Traduction vers le français : Béatrice Pépin 

 https://tr3sreinos.com/2023/10/24/gaza/  

 

Texte lu lors du cycle « poetas Di(n)Versos » le 16 octobre 2023 à La Corogne. 
Vous pouvez l’écouter récité par son auteure depuis le lien suivant (à partir de la minute 20:45) : 
https://www.youtube.com/live/Q8-bPtP7Nmc?si=bCRKxTJeYi2cghqQ&t=1245 

 

Moi qui pensais que parmi ce petit peuple il n’y avait pas d’assassins 

disait pendant les années de terreur un poète de ma ville, Luís Pimentel 

Les milliers d’heures, de siècles qu’il fallut pour façonner un homme

disait-il de cette Galice dans les fossés. 

 

  

 

Laisser les hommes sans aliment est une faute qu’aucune circonstance n’atténue, la distinction entre volontaire et involontaire ne s’y applique pas,  

écrivait au Ier siècle le Rabin Yochanan ben Zakai. 

 

  

 

Qu’est-ce qui peut, aujourd’hui, entrer dans ce poème ? 

 

Quel ciel détruit peut entrer dans ce poème ? 

 

Quel chiffre macabre d’enfants morts peut tenir ici ? 

 

Quelle est la distance entre le visage qui jette une bombe et le visage de l’enfant mort ? 

 

Quelle est la limite entre la télévision et le visage de l’enfant mort ? Entre le téléphone que je tiens dans les mains et le visage de l’enfant mort ? 

 

  

 

230 enfants assassinés 

 

534 enfants assassinés 

 

724 enfants assassinés 

 

1 020 enfants assassinés 

 

2 300 enfants assassinés 

 

12.400 enfants assassinés 

 

Vaut-il mieux dans le poème dire mort qu’assassinés ? 

 

  

 

Sur la Terre promise la mort pleut sur le visage des enfants assassinés 

 

Je n’ai pas le droit d’écrire ce poème 

 

Le réel du poème n’est séduction aucune 

 

C’est un visage. 

 

  

 

À la maison on me parla d’une femme à qui on avait coupé la langue 

 

C’était le fait de policiers d’une autre terre promise.
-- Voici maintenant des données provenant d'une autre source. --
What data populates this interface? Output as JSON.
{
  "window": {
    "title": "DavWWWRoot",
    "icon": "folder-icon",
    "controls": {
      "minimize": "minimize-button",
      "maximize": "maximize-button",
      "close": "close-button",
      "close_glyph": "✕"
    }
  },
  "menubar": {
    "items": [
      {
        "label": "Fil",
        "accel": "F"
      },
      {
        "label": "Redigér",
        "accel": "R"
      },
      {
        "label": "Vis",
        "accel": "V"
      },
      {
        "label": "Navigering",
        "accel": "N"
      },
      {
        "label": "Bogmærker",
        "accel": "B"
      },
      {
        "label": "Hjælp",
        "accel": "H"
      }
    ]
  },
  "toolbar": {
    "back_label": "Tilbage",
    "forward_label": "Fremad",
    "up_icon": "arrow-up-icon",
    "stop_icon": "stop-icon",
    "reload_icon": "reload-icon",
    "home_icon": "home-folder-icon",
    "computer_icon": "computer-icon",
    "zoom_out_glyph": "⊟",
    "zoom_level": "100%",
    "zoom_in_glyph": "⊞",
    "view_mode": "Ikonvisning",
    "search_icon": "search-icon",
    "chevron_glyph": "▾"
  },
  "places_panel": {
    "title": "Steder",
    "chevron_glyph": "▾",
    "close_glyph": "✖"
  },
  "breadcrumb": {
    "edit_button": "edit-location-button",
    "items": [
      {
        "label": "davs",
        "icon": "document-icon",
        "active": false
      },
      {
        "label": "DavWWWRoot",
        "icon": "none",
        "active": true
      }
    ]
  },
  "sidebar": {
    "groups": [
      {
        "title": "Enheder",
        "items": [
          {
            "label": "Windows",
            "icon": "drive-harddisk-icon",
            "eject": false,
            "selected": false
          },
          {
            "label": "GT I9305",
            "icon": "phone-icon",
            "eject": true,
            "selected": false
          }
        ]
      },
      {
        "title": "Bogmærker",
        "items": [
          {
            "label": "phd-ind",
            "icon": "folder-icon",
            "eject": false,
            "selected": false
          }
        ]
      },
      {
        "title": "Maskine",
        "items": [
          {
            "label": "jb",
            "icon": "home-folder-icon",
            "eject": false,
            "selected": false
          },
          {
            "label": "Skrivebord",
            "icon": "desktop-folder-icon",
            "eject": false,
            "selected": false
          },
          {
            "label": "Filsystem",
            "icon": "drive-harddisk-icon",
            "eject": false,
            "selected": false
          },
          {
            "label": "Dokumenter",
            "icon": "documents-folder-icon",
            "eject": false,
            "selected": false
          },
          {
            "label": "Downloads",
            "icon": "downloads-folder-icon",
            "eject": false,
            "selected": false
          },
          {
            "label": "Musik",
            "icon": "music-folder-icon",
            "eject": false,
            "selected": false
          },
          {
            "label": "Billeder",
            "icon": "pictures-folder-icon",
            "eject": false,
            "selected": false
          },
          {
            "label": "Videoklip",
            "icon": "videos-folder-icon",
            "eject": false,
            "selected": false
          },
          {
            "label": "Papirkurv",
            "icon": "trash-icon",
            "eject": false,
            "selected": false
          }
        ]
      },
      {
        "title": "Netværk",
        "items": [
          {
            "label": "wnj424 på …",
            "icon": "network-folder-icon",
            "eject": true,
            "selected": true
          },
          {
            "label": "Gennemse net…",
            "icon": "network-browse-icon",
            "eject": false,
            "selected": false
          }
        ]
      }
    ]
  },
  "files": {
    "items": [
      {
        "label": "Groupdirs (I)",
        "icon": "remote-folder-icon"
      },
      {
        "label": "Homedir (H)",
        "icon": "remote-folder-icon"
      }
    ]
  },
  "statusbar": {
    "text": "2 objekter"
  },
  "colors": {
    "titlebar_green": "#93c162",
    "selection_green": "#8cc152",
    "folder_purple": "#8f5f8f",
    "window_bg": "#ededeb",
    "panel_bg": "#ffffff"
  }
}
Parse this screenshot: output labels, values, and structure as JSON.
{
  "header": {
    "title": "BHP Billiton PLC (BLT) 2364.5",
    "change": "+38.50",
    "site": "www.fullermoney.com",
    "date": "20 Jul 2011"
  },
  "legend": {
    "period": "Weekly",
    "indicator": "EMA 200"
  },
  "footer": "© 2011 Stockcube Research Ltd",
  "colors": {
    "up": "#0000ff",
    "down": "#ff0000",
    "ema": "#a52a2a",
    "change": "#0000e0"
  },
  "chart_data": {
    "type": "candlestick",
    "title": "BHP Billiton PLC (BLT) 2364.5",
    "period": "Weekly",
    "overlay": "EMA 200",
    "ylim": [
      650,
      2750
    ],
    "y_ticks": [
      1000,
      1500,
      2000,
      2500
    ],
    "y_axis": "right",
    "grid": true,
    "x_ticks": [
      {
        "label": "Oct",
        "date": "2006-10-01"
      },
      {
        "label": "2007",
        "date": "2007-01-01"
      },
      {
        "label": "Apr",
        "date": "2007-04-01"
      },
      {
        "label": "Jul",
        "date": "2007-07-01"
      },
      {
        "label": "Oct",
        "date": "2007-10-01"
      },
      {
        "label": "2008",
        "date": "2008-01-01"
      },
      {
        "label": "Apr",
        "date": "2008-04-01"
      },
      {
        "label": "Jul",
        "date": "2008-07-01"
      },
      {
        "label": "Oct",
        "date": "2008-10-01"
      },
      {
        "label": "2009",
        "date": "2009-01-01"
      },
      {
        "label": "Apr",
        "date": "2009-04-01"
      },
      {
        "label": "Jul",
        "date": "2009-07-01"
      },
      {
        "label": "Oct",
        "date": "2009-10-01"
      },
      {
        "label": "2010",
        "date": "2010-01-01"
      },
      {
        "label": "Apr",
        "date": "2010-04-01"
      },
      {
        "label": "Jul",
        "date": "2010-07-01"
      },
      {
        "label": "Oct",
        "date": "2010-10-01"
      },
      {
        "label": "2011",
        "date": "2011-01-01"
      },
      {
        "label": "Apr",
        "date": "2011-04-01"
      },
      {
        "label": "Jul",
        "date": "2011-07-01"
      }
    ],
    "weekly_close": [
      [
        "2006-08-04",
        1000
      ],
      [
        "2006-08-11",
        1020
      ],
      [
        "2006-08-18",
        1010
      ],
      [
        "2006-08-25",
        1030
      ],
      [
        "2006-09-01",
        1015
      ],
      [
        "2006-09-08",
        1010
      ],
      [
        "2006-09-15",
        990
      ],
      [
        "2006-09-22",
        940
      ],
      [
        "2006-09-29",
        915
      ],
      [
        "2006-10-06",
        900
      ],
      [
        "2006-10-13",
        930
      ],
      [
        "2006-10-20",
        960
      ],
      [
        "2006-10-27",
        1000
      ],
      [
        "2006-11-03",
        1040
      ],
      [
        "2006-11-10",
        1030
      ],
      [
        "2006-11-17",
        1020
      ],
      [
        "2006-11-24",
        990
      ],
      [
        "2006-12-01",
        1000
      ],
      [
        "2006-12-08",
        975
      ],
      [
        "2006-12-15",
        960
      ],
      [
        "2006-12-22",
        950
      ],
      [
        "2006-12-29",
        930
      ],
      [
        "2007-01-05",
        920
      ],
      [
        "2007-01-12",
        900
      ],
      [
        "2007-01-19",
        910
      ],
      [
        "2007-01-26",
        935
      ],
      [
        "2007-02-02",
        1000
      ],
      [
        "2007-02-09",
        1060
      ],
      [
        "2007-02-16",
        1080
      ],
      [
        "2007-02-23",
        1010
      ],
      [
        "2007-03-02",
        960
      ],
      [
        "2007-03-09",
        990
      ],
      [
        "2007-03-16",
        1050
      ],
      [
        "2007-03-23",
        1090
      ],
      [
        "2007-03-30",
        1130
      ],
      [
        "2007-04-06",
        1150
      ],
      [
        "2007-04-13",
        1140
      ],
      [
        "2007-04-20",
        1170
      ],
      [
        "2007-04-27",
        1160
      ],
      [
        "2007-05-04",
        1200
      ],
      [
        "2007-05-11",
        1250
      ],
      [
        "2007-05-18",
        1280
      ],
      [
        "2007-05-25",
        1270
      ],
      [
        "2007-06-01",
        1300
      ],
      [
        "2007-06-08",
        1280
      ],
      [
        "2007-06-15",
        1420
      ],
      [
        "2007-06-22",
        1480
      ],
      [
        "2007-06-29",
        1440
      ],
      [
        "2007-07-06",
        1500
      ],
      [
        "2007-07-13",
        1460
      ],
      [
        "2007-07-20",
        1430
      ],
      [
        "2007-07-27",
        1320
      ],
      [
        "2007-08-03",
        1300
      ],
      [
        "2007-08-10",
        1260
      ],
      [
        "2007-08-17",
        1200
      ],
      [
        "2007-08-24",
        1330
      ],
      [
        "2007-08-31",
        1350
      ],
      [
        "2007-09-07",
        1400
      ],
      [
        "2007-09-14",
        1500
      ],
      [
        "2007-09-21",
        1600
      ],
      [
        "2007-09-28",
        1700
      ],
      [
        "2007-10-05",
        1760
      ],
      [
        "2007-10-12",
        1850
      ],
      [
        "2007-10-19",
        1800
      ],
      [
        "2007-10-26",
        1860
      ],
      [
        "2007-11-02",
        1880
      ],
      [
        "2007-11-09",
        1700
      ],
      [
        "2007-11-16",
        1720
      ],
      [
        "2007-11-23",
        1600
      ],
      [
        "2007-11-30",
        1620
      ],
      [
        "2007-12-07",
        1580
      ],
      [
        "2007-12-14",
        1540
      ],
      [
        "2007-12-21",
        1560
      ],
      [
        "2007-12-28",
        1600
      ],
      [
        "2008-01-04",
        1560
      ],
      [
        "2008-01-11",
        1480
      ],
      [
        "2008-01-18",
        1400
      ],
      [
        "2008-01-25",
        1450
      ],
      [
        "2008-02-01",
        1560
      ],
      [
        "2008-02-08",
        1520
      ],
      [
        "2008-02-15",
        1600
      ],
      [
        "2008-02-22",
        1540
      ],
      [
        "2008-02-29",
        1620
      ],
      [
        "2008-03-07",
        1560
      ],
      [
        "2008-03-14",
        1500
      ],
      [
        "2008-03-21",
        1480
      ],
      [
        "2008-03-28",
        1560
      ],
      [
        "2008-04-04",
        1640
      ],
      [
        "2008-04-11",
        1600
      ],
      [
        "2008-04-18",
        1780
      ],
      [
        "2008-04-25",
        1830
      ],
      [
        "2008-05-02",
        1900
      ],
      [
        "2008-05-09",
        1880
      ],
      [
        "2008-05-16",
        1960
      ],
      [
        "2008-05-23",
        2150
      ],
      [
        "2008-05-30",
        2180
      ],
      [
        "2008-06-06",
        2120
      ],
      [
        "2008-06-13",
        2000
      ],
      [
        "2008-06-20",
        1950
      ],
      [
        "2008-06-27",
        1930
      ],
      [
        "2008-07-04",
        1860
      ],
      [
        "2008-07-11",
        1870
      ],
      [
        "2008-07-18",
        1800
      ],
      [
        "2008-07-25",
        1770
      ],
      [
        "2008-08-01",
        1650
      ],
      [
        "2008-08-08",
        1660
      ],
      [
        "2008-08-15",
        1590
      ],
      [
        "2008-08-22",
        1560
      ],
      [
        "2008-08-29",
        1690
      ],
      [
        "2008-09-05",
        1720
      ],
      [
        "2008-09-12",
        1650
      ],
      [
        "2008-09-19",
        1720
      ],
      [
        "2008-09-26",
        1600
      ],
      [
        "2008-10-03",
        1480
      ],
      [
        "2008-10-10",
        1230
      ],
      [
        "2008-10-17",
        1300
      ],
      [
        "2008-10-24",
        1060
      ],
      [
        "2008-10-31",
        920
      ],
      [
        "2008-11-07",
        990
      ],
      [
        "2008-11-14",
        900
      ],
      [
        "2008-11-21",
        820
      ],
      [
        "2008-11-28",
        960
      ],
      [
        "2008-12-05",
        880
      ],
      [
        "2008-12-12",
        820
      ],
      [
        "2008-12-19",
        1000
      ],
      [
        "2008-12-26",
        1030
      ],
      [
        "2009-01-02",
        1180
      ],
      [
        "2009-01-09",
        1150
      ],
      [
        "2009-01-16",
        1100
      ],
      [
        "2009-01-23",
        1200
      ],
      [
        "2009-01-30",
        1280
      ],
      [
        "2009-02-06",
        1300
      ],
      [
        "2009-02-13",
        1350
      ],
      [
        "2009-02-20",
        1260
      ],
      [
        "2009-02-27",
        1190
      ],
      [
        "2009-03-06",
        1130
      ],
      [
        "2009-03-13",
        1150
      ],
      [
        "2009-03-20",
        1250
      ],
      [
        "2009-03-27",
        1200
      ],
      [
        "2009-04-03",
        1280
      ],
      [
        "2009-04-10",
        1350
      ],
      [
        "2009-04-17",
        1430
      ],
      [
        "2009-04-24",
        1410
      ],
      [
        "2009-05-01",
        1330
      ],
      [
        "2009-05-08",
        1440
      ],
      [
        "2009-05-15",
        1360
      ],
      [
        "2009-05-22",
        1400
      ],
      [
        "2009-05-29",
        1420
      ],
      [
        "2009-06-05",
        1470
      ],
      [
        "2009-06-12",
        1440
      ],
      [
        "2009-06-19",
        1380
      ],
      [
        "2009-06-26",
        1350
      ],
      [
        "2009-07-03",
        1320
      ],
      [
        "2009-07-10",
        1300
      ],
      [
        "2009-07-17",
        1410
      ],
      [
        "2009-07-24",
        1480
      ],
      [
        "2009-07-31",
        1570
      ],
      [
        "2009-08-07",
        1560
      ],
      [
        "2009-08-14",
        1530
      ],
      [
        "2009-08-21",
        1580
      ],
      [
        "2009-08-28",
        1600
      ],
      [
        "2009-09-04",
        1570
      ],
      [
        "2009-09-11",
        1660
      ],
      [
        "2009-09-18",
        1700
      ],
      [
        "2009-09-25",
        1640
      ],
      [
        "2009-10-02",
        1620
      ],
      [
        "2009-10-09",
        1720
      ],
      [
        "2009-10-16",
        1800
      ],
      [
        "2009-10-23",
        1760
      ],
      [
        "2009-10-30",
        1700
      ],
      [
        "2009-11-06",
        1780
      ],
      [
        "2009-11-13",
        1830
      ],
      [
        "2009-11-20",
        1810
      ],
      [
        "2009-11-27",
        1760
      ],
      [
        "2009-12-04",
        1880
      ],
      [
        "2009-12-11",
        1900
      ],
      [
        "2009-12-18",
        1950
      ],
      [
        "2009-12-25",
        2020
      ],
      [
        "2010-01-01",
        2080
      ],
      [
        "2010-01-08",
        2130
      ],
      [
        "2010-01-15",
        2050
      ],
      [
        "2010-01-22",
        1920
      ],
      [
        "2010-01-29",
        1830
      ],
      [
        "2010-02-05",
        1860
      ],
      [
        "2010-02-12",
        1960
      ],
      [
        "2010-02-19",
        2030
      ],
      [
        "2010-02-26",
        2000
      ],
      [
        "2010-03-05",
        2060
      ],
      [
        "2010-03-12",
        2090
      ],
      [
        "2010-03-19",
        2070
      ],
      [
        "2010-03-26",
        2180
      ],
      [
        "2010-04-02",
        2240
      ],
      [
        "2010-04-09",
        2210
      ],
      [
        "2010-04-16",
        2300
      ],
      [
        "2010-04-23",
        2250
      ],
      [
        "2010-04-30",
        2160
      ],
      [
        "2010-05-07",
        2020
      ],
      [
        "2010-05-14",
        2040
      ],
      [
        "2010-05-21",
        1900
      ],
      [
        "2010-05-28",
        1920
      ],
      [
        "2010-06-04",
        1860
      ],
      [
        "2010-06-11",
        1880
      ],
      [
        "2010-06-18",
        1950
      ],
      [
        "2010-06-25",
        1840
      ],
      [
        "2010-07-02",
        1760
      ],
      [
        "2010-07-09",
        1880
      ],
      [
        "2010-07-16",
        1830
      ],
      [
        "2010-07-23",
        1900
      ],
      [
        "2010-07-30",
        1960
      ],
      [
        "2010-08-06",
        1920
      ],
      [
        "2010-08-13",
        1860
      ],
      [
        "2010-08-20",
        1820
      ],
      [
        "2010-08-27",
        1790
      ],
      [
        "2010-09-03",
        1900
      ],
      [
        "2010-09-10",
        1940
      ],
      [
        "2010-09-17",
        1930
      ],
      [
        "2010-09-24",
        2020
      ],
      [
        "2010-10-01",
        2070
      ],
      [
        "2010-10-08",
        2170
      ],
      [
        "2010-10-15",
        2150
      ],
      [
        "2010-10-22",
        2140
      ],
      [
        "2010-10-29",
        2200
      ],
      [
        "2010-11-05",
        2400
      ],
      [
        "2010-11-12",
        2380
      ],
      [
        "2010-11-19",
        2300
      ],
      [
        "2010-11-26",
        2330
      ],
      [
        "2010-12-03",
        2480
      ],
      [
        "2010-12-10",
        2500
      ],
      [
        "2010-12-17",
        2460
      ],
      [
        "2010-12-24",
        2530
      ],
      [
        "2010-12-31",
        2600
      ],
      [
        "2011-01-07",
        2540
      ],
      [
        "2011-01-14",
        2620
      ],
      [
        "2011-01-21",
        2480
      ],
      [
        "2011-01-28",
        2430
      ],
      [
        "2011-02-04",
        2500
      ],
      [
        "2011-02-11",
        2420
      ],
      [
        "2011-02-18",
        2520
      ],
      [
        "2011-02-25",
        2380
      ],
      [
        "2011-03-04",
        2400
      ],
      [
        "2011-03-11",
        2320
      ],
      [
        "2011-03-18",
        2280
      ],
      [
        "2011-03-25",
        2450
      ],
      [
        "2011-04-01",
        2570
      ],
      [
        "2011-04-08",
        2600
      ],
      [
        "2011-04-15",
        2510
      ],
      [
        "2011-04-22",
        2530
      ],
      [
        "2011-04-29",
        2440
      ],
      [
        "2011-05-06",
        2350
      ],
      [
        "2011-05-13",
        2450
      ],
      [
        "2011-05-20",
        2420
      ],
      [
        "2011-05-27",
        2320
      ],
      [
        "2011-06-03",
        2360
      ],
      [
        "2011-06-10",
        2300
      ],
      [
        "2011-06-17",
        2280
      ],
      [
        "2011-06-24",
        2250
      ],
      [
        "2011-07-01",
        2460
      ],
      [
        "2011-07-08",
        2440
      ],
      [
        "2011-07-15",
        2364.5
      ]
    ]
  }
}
Ils lui firent des choses qu’on ne peut pas dire 

 

On la disait folle, car elle le racontait à tout le monde 

 

Parce que les policiers de la terre promise étaient ses voisins 

 

parce que personne ne lui demanda jamais pardon et elle n’avait que treize ans. 

 

Comment entre dans le poème ce qu’on ne peut pas dire ? 

  

 

Humaine est la douleur 

 

la douleur a des paroles dans cette bouche 

 

dans ta bouche, dans ma bouche, dans notre bouche, 

 

la douleur se mâche, mâchons-la, la douleur est à l’intérieur du mot 

 

dans les yeux des oiseaux. 

 

  

 

L’inhumain résiste encore à être dit 

 

comme si le langage ne voulait pas 

 

prononcer ce qui n’aurait pas dû être 

 

ce qui n’aurait jamais dû être 

 

un reste d’amour aveugle de la langue. 

 

  

 

La Terre promise est armée 

 

dent pour dent sur la terre promise 

 

La mer bat la paroi d’un mur. 

 

  

 

Aucune idée de lui-même se fermant sur lui-même n’est le poème 

 

Aucune idée d’elle-même se fermant sur elle-même n’est la terre promise 

 

Aucun rêve sombre ne vient d’aucun rêve 

 

Sombre rêve sombre terre promise. 

 

  

 

Ce qu’on ne peut pas dire passe à coups de télécommande 

 

d’une chaîne à une autre le bruit le bruit sourd de ce qu’on ne peut pas dire 

 

La femme dont on m’a parlé à la maison crie à la télévision 

 

Personne ne voit son visage. 

 

  

 

Je ferme les yeux dans le poème 

 

tous les noms, tous les noms des chiffres, tous les visages de tous les chiffres, tous les visages que l’histoire avale 

 

Un peuple sans électricité, sans eau, sans issue 

 

Tu accepteras l’inacceptable d’autant plus qu’il sera exposé 

 

d’autant plus qu’il sera montré à la télévision 

 

Une fois puis une autre l’ange de l’histoire qui se retire. 

 

  

 

Ce qu’on ne peut pas dire tourne en silence contre nous 

 

Ce qu’on ne peut pas dire frappe contre la vitre de l’histoire 

 

Sur la terre promise tous croient être des assassins 

 

Sur la terre promise tous fuient de tous 

 

À la télévision un enfant crève les yeux des oiseaux 

 

La roue du silence du monde est la terre promise 

 

Le poème rompt la promesse 

 

Aucun pouvoir, aucun destin, au-dessus de cette terre et de ce corps 

 

Le poème rompt la promesse 

 

qui l’a fait naître 

 

et se retire.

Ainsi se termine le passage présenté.